Até mesmo para não me aprofundar no caráter entre público versus privado, embora que, de antemão, coloco como premissa que o espaço público sempre foi possível ao homem e o privado, por se observar doméstico, sempre foi atribuído às mulheres, preferi atribuir ao espaço público à expressão urbe e destinar ao privado a expressão, espaço seguro. Particularmente, notei, nesse tempo de pesquisa, que as falsas delimitações do que é público e do que é privado dependem de quem é o possuidor/frequentador daquele espaço. Analogamente à construção de um gosto a qual Bourdieu propõe ser moldada a partir da categoria habitus, o espaço também sofre variações e estigmatizações a partir do grupo que o está utilizando ou vivenciando. Ora, quero dizer que assim como um grupo marginalizado determina marginalização a um estilo de música, vestimenta e condutas que assumam, assim também o é se este mesmo grupo marginalizado frequenta determinado espaço; logo, depois de ver que a orientação sexual influencia na conduta que as demais pessoas terão frente aquele espaço considerado privado39, a partir da decodificação de seus usuários serem ou não homoafetivos, não consigo achar plausível a utilização de termos que são tão herméticos e condizentes apenas com a vivência da heteronorma.

39 Casal gay tem sua fechadura de casa trocada por vizinhos que não aceitavam que eles estivessem na mesma vizinhança. Disponível em: <https://oglobo.globo.com/rio/casal-gay-nao-consegue-voltar-para-casa-apos- espancamento-na-tijuca-21277056>.

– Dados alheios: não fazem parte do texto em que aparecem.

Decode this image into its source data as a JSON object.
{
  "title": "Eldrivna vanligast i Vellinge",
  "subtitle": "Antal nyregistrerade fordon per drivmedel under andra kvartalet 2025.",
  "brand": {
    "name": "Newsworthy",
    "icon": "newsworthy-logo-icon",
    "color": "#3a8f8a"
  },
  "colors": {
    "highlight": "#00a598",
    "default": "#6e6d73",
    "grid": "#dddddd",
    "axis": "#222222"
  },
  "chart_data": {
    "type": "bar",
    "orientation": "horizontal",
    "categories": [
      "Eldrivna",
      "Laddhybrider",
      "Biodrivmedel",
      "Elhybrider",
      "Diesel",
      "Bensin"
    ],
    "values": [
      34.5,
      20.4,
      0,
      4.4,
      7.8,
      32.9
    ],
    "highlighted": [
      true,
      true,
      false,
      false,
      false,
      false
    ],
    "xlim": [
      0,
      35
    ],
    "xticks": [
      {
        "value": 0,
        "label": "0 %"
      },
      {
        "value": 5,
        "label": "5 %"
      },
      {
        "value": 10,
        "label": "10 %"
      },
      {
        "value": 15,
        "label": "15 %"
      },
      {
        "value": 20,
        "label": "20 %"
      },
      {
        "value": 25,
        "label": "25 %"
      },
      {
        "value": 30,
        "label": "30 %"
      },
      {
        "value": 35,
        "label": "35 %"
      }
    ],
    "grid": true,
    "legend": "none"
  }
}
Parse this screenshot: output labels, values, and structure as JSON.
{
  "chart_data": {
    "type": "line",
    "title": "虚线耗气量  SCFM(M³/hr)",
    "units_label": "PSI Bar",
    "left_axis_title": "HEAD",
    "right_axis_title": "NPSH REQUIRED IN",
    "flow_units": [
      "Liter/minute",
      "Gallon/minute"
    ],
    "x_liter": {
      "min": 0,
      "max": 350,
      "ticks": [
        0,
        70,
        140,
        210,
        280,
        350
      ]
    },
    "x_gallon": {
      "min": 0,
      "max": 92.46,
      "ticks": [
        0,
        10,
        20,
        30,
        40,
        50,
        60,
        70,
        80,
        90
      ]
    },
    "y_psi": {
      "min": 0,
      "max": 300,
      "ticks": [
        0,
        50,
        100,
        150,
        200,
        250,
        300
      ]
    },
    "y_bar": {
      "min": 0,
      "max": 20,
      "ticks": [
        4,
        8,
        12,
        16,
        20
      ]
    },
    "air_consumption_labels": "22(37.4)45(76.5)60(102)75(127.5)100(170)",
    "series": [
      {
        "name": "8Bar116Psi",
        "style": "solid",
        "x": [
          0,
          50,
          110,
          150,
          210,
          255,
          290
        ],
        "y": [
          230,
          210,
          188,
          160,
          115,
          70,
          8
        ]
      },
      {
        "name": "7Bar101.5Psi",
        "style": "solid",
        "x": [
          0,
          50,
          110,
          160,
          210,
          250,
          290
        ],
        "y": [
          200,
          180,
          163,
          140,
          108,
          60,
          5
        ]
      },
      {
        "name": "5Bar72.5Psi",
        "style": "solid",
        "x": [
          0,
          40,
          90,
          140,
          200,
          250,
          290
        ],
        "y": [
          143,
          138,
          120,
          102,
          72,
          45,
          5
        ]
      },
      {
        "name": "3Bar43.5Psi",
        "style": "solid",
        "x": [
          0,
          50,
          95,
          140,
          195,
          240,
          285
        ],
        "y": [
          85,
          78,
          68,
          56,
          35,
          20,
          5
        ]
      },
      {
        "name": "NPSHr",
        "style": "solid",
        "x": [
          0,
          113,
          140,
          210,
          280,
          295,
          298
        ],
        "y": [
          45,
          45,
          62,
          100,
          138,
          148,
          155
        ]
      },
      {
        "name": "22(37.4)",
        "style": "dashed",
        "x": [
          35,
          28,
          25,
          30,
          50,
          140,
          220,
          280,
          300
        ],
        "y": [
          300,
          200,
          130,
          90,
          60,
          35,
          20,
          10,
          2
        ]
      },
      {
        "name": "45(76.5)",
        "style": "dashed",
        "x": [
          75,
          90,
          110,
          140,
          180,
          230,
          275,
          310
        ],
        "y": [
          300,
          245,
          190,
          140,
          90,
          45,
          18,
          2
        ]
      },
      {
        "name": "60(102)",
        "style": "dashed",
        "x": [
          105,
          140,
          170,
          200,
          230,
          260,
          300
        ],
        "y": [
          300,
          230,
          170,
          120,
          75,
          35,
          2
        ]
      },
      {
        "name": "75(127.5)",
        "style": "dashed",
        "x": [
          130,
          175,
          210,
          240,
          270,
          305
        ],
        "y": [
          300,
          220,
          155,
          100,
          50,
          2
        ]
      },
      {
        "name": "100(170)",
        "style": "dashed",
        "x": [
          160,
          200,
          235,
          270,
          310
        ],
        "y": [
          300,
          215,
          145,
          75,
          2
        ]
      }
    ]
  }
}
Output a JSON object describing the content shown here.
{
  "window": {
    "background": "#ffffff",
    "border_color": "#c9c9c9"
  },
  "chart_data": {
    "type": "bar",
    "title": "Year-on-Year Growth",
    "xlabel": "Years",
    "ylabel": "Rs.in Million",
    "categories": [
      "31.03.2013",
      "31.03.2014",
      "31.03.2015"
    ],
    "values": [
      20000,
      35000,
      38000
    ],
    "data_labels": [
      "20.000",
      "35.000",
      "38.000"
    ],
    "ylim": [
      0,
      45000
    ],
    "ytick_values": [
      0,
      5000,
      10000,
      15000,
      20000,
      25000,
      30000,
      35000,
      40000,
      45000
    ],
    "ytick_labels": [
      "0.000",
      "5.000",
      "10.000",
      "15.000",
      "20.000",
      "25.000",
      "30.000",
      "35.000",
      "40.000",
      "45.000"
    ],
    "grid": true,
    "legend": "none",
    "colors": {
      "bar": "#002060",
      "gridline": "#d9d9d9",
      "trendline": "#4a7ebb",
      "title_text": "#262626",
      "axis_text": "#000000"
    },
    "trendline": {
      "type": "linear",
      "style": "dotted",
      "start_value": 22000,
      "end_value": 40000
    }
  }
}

(...) é plausível dizer que os cidadãos brasileiros aceitaram um padrão de dominação cultural tal que esteriotifica pessoas pelo seu habitus. Daí que não somente a cor da pele estará no rumo das suspeições penais, mas tudo o que lembrar um status quo que imprima a subjetividade do hip hop, do candomblé, das músicas de funk, dos cabelos revolucionários dos The Black Panters, bem como outros tantos trejeitos que lembrem e retratem a negritude (OLIVEIRA, 2016, p. 34).